The electricity use in Portugal (gross production + imports – exports – losses) was 51.2 TWh in 2008. Portugal imported 9 TWh electricity in 2008. Population was 10.6 million. In 2018 electricity was generated by 23% hydroelectricity, 26% natural gas, 22% wind, 20% coal, 5% biomass, 2% solar and 2% oil.

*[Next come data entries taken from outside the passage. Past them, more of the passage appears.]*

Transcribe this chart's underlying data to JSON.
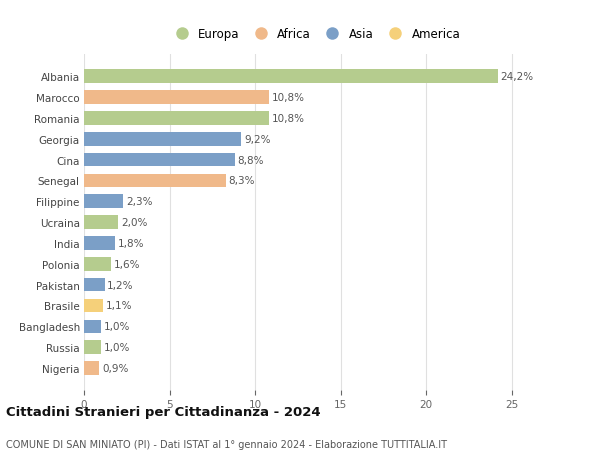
{
  "categories": [
    "Nigeria",
    "Russia",
    "Bangladesh",
    "Brasile",
    "Pakistan",
    "Polonia",
    "India",
    "Ucraina",
    "Filippine",
    "Senegal",
    "Cina",
    "Georgia",
    "Romania",
    "Marocco",
    "Albania"
  ],
  "values": [
    0.9,
    1.0,
    1.0,
    1.1,
    1.2,
    1.6,
    1.8,
    2.0,
    2.3,
    8.3,
    8.8,
    9.2,
    10.8,
    10.8,
    24.2
  ],
  "continents": [
    "Africa",
    "Europa",
    "Asia",
    "America",
    "Asia",
    "Europa",
    "Asia",
    "Europa",
    "Asia",
    "Africa",
    "Asia",
    "Asia",
    "Europa",
    "Africa",
    "Europa"
  ],
  "continent_colors": {
    "Europa": "#b5cc8e",
    "Africa": "#f0b98a",
    "Asia": "#7b9fc7",
    "America": "#f5d07a"
  },
  "legend_order": [
    "Europa",
    "Africa",
    "Asia",
    "America"
  ],
  "title": "Cittadini Stranieri per Cittadinanza - 2024",
  "subtitle": "COMUNE DI SAN MINIATO (PI) - Dati ISTAT al 1° gennaio 2024 - Elaborazione TUTTITALIA.IT",
  "xlim": [
    0,
    27
  ],
  "xticks": [
    0,
    5,
    10,
    15,
    20,
    25
  ],
  "background_color": "#ffffff",
  "grid_color": "#e0e0e0",
  "bar_height": 0.65,
  "label_fontsize": 7.5,
  "tick_fontsize": 7.5,
  "title_fontsize": 9.5,
  "subtitle_fontsize": 7.0,
  "legend_fontsize": 8.5
}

In 2019 electricity was generated by 19% hydroelectricity, 32% natural gas, 26% wind, 10% coal, 6% biomass, 2% solar, 2% oil and 1% other combustibles.

Main power stations

Hydro

The pumped-storage hydroelectricity plant at Frades works as 880 MW for generation and 780 MW for pumping.

Wind power 

Portugal produced 20% of electricity with wind power in 2017 and had the average year capacity of 14% of wind power in the end 2010. Wind power capacity was 3,357 MW in end 2009 and 3,702 MW in end 2010.

Solar power 

In Lisbon, the energy  payback time (see also EROEI) in the roof top solar photovoltaic (PV) technology is less than 2 years and less than in Sydney, Munich, Athens or Barcelona, but some more than in Madrid, Los Angeles or Ankara.

Transmission 

Redes Energéticas Nacionais manages the high voltage power lines.

In 2014, Portugal had an electricity interconnection level (international transmission capacity relative to production capacity) of 7%, below the recommended 10% level.